Inducers of CYP3A4, CYP2D6, or P-gp
Concomitant use of doxorubicin hydrochloride with inducers of CYP3A4, CYP2D6, or P-gp may decrease the concentration of doxorubicin. Avoid concomitant use of Doxorubicin Hydrochloride Injection/for Injection with inducers of CYP3A4, CYP2D6, or P-gp.
Paclitaxel, when given prior to doxorubicin hydrochloride, increases the plasma-concentrations of doxorubicin and its metabolites. Administer Doxorubicin Hydrochloride Injection/for Injection prior to paclitaxel if used concomitantly.
7.2 Concomitant Use of Trastuzumab
(Additions and/or revisions are underlined)
Patients receiving doxorubicin after stopping treatment with trastuzumab may also be at an increased risk of developing cardiotoxicity. Trastuzumab may persist in the circulation for up to 7 months. Therefore, avoid anthracycline-based therapy for up to 7 months after stopping trastuzumab when possible. If anthracyclines are used before this time, carefully monitor cardiac function.

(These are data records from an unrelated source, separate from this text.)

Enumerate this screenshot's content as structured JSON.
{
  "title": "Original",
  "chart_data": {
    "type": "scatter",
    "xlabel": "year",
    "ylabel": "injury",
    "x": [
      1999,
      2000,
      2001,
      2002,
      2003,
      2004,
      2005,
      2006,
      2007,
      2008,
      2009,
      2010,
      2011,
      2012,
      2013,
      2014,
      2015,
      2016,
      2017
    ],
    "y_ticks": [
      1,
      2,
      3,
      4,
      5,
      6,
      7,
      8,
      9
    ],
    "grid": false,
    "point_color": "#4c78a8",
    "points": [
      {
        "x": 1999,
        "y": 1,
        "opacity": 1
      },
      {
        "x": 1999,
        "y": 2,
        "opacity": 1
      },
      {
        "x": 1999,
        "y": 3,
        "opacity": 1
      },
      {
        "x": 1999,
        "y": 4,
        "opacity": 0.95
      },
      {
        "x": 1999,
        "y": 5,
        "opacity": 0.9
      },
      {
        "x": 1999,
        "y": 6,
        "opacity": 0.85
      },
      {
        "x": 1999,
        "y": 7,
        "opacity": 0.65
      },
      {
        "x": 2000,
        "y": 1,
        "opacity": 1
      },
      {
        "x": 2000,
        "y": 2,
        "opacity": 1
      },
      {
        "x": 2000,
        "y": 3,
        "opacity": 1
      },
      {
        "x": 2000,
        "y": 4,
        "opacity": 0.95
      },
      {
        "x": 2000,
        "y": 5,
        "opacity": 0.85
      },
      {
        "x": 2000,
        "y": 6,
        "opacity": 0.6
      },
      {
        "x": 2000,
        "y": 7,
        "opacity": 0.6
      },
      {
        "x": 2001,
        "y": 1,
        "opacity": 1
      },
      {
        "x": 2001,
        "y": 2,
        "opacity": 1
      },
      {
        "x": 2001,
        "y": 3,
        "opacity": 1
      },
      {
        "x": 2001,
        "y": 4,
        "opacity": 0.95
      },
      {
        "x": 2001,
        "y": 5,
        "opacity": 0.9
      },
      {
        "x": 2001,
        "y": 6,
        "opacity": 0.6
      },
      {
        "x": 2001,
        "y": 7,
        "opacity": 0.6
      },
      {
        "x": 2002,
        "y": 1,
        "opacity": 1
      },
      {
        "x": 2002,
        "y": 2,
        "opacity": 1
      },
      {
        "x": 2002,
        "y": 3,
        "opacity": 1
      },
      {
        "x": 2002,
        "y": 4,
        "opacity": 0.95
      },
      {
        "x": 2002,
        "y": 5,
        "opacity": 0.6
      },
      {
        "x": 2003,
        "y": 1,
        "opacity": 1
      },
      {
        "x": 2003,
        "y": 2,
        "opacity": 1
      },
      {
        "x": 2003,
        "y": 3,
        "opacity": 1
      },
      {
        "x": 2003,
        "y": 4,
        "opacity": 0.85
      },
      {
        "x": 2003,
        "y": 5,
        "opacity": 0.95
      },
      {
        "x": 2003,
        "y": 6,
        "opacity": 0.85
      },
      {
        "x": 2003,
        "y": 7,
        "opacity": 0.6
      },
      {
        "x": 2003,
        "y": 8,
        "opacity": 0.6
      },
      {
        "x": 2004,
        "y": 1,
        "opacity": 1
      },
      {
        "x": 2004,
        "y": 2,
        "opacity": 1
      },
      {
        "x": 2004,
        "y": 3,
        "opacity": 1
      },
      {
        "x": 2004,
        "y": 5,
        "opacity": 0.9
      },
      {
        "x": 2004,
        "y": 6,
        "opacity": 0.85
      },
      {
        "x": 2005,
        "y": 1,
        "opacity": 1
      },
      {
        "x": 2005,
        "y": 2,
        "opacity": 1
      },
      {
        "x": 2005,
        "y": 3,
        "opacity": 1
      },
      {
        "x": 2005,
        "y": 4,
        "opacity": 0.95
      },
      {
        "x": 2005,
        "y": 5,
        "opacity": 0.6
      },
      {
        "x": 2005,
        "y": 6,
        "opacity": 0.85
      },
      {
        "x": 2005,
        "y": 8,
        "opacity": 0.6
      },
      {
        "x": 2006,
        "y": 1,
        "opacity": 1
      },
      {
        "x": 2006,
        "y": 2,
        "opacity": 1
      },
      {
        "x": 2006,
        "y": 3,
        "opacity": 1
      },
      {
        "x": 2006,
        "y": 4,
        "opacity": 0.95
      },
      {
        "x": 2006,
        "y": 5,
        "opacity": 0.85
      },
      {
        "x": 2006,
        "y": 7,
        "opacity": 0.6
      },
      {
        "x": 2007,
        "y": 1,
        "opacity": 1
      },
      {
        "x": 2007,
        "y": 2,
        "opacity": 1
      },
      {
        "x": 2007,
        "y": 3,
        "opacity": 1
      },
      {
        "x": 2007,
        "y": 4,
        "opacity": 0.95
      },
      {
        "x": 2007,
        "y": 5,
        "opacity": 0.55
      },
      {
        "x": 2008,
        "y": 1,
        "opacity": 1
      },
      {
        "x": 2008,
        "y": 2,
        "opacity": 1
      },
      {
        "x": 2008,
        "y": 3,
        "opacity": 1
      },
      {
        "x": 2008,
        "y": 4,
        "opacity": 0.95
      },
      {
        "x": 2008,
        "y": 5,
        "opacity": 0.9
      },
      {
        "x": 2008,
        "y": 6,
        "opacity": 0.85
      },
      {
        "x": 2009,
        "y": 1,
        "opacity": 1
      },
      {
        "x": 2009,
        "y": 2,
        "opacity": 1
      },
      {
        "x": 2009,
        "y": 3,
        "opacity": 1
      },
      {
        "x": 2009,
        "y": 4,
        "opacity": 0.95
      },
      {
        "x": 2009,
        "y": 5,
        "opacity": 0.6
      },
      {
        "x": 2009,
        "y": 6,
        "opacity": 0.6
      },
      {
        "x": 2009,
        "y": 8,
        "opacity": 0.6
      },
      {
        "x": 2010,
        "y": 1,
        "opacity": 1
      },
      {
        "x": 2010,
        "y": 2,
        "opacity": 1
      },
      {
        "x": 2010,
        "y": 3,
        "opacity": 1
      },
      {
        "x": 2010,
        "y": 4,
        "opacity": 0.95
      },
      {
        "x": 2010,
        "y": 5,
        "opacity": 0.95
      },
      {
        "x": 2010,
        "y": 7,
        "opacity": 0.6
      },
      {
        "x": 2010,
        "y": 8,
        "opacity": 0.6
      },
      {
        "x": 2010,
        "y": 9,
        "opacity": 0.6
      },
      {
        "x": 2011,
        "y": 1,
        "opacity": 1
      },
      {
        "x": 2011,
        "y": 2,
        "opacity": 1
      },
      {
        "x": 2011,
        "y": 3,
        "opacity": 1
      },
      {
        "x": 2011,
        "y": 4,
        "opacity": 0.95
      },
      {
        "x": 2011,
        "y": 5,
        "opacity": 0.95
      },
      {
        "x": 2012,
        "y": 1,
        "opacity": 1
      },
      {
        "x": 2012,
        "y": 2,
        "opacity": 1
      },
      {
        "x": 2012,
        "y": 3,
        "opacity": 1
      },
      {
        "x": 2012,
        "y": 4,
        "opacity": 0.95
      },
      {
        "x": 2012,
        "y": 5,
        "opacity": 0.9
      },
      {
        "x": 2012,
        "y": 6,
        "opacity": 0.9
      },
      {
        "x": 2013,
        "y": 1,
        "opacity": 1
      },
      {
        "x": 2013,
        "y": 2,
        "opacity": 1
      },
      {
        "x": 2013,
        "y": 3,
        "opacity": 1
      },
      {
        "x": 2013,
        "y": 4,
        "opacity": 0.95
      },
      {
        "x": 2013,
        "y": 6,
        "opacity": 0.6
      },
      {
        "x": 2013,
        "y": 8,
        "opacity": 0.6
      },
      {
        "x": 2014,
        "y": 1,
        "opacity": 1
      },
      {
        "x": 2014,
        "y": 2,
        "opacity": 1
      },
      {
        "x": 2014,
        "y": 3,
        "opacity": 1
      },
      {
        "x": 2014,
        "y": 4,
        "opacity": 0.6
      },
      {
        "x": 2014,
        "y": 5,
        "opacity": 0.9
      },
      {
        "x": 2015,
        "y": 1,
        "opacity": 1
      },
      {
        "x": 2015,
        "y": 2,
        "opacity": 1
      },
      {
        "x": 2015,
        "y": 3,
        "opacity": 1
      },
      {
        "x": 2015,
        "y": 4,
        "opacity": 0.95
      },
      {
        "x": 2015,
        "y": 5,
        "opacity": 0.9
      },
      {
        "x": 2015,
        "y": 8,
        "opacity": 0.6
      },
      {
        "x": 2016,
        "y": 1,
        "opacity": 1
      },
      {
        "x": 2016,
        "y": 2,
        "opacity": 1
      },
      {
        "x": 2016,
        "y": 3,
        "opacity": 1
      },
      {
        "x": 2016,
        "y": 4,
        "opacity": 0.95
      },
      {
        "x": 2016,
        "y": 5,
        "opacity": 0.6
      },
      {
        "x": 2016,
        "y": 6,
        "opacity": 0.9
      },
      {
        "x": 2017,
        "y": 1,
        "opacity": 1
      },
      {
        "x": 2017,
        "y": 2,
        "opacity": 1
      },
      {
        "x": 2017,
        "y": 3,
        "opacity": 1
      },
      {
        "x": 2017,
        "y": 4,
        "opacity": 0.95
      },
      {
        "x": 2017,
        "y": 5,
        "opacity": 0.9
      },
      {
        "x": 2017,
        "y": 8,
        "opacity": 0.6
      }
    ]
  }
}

7.3 Concomitant Use of Dexrazoxane
(Additions and/or revisions are underlined)
Do not administer dexrazoxane as a cardioprotectant at the initiation of doxorubicin hydrochloride-containing chemotherapy regimens. In a randomized trial in women with metastatic breast cancer, initiation of dexrazoxane with doxorubicin hydrochloride-based chemotherapy resulted in a significantly lower tumor response rate (48% vs. 63%; p=0.007) and shorter time to progression compared to doxorubicin hydrochloride-based chemotherapy alone.
7.4 Concomitant Use of 6-Mercaptopurine
(Additions and/or revisions are underlined)
Doxorubicin hydrochloride may potentiate 6-mercaptopurine-induced hepatotoxicity. In
11 patients with refractory leukemia treated with 6-mercaptopurine (500 mg/m2 intravenously daily for 5 days per cycle every 2-3 weeks) and doxorubicin hydrochloride (50 mg/m2 intravenous once per cycle every 2-3 weeks) alone or with vincristine and prednisone, all developed hepatic dysfunction manifested by increased total serum bilirubin, alkaline phosphatase and aspartate aminotransferase.